Two nights ago my son two states away and I talked on the phone. It quickly turned sour. I thought it went that direction because of something I teasingly said. When he fell silent, I was sure I had wounded him with my tongue as surely as if I’d cut him with a knife.

Lord Jesus, help me. The thing I do not want to do is what I did. I wounded my son. I know I am broken like pipes, plumbing, limbs. He is, too. What a holy mess.

I’m not willing to act like everything is fine when it is not fine, so I had a sleepless night, but that’s what it takes sometimes to face the brokenness in me, the brokenness in my son. Actually, the brokenness in everyone, but I don’t walk around with that awareness all the time. I usually shove it into the closet until I can’t sleep, then I face it.

Love has never been in question between my first-born and me, but because of that love, we can hurt each other. No way to get through this life without suffering, without ice storms, without darkness.

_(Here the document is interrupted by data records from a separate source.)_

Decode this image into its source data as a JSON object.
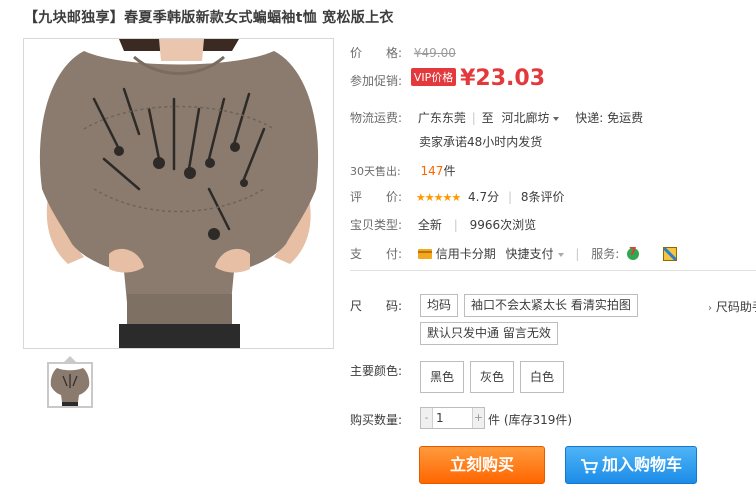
{
  "product": {
    "title": "【九块邮独享】春夏季韩版新款女式蝙蝠袖t恤 宽松版上衣"
  },
  "price": {
    "label": "价　　格:",
    "original": "¥49.00",
    "promo_label": "参加促销:",
    "vip_badge": "VIP价格",
    "currency": "¥",
    "value": "23.03"
  },
  "shipping": {
    "label": "物流运费:",
    "from": "广东东莞",
    "to_sep": "至",
    "to": "河北廊坊",
    "method": "快递: 免运费",
    "promise": "卖家承诺48小时内发货"
  },
  "sales": {
    "label": "30天售出:",
    "count": "147",
    "unit": "件"
  },
  "rating": {
    "label": "评　　价:",
    "stars": "★★★★★",
    "score": "4.7分",
    "reviews": "8条评价"
  },
  "type": {
    "label": "宝贝类型:",
    "condition": "全新",
    "views": "9966次浏览"
  },
  "payment": {
    "label": "支　　付:",
    "credit": "信用卡分期",
    "quick": "快捷支付",
    "service_label": "服务:"
  },
  "size": {
    "label": "尺　　码:",
    "options": [
      "均码",
      "袖口不会太紧太长 看清实拍图",
      "默认只发中通 留言无效"
    ],
    "helper": "尺码助手"
  },
  "color": {
    "label": "主要颜色:",
    "options": [
      "黑色",
      "灰色",
      "白色"
    ]
  },
  "quantity": {
    "label": "购买数量:",
    "minus": "-",
    "value": "1",
    "plus": "+",
    "unit": "件",
    "stock": "(库存319件)"
  },
  "actions": {
    "buy": "立刻购买",
    "cart": "加入购物车"
  },
  "colors": {
    "accent_red": "#e4393c",
    "orange": "#ff6600",
    "blue": "#1c8ce8",
    "shirt": "#8a7b6e"
  }
}
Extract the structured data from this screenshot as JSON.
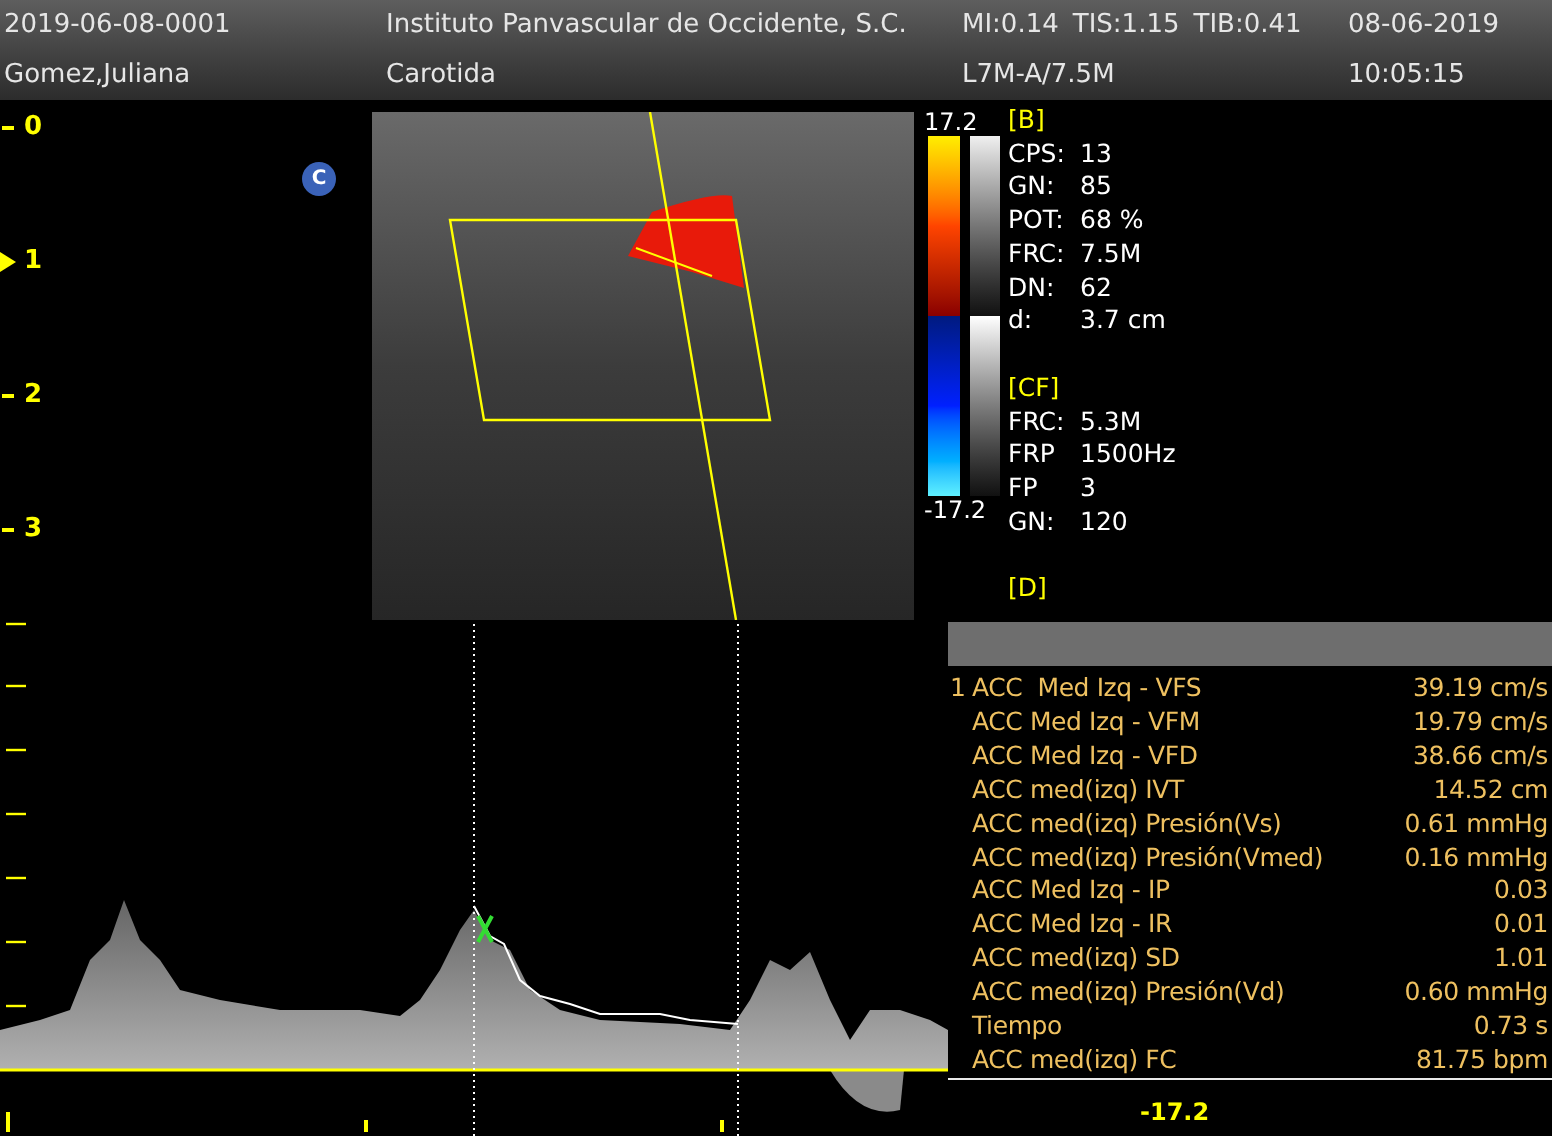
{
  "header": {
    "study_id": "2019-06-08-0001",
    "institution": "Instituto Panvascular de Occidente, S.C.",
    "indices": [
      "MI:0.14",
      "TIS:1.15",
      "TIB:0.41"
    ],
    "date": "08-06-2019",
    "patient": "Gomez,Juliana",
    "exam": "Carotida",
    "probe": "L7M-A/7.5M",
    "time": "10:05:15"
  },
  "depth_scale": [
    {
      "label": "0",
      "focus": false
    },
    {
      "label": "1",
      "focus": true
    },
    {
      "label": "2",
      "focus": false
    },
    {
      "label": "3",
      "focus": false
    }
  ],
  "mode_badge": "C",
  "color_scale": {
    "max": "17.2",
    "min": "-17.2"
  },
  "parameters": [
    {
      "heading": "[B]",
      "rows": [
        {
          "label": "CPS:",
          "value": "13"
        },
        {
          "label": "GN:",
          "value": "85"
        },
        {
          "label": "POT:",
          "value": "68 %"
        },
        {
          "label": "FRC:",
          "value": "7.5M"
        },
        {
          "label": "DN:",
          "value": "62"
        },
        {
          "label": "d:",
          "value": "3.7 cm"
        }
      ]
    },
    {
      "heading": "[CF]",
      "rows": [
        {
          "label": "FRC:",
          "value": "5.3M"
        },
        {
          "label": "FRP",
          "value": "1500Hz"
        },
        {
          "label": "FP",
          "value": "3"
        },
        {
          "label": "GN:",
          "value": "120"
        }
      ]
    },
    {
      "heading": "[D]"
    }
  ],
  "measurements": [
    {
      "index": "1",
      "label": "ACC  Med Izq - VFS",
      "value": "39.19 cm/s"
    },
    {
      "label": "ACC Med Izq - VFM",
      "value": "19.79 cm/s"
    },
    {
      "label": "ACC Med Izq - VFD",
      "value": "38.66 cm/s"
    },
    {
      "label": "ACC med(izq) IVT",
      "value": "14.52 cm"
    },
    {
      "label": "ACC med(izq) Presión(Vs)",
      "value": "0.61 mmHg"
    },
    {
      "label": "ACC med(izq) Presión(Vmed)",
      "value": "0.16 mmHg"
    },
    {
      "label": "ACC Med Izq - IP",
      "value": "0.03"
    },
    {
      "label": "ACC Med Izq - IR",
      "value": "0.01"
    },
    {
      "label": "ACC med(izq) SD",
      "value": "1.01"
    },
    {
      "label": "ACC med(izq) Presión(Vd)",
      "value": "0.60 mmHg"
    },
    {
      "label": "Tiempo",
      "value": "0.73 s"
    },
    {
      "label": "ACC med(izq) FC",
      "value": "81.75 bpm"
    }
  ],
  "spectrum_min": "-17.2"
}
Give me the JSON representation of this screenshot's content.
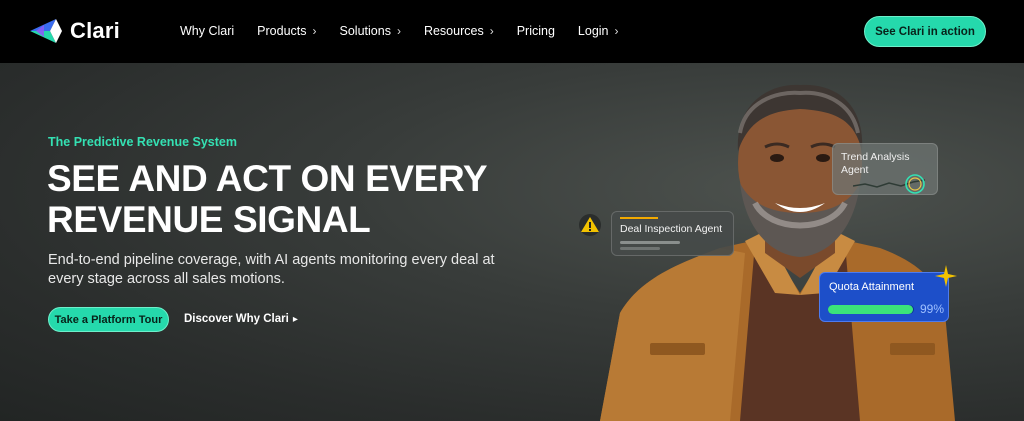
{
  "brand": {
    "name": "Clari"
  },
  "nav": {
    "items": [
      {
        "label": "Why Clari",
        "has_chevron": false
      },
      {
        "label": "Products",
        "has_chevron": true
      },
      {
        "label": "Solutions",
        "has_chevron": true
      },
      {
        "label": "Resources",
        "has_chevron": true
      },
      {
        "label": "Pricing",
        "has_chevron": false
      },
      {
        "label": "Login",
        "has_chevron": true
      }
    ],
    "chevron": "›",
    "cta": "See Clari in action"
  },
  "hero": {
    "eyebrow": "The Predictive Revenue System",
    "headline_line1": "SEE AND ACT ON EVERY",
    "headline_line2": "REVENUE SIGNAL",
    "subtext": "End-to-end pipeline coverage, with AI agents monitoring every deal at every stage across all sales motions.",
    "primary_cta": "Take a Platform Tour",
    "secondary_cta": "Discover Why Clari",
    "secondary_arrow": "▸"
  },
  "cards": {
    "trend": "Trend Analysis Agent",
    "deal": "Deal Inspection Agent",
    "quota_title": "Quota Attainment",
    "quota_value": "99%",
    "quota_progress": 0.99
  },
  "colors": {
    "accent": "#25d9ac",
    "eyebrow": "#34e1b3",
    "quota_card": "#1d4fc9",
    "progress": "#3be37a",
    "warning": "#f2c200"
  },
  "icons": [
    "clari-logo-icon",
    "chevron-right-icon",
    "warning-icon",
    "sparkle-icon",
    "trend-chart-icon"
  ]
}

Tonight that son calls and tells me I was sensing a wall he’d built to protect himself from us, that my husband and I were like an enemy, that he was growing more and more hard-hearted toward us. He says it started with the election: he voted for one candidate, we voted for another. Now I struggled to breathe. He concluded that we have different values. He went on to say our granddaughter could have contact with us anytime and that he would share information, but he would no longer be sharing his heart. A slam to the gut. When I asked him to get help, he said this hardness is not there for anyone else, just us. He saw no need for counsel.

There is no one to blame here. My heart is breaking, and there is no one to blame. Brokenness. I see it everywhere, and now it is inside me. How did the prodigal father live on?

I cry. I tremble. What holds us together when it looks like everything is falling apart, when my values, my life, my thoughts offend my son? All I know to do is ask for forgiveness from him and from God if I’ve offended them, to pray for him and me. How hard it must have been on God when He sent Jesus into this wicked world. God had to have had a broken heart.

This stuff would happen at Christmas. Of course. Didn’t the Christ child come in the darkest hour of history? He came as a baby in a manger (unexpected) to be wounded and die on a cross for our sins. Oh yes, the heart of God knows brokenness. I am asking God to not abandon me and to watch over my son.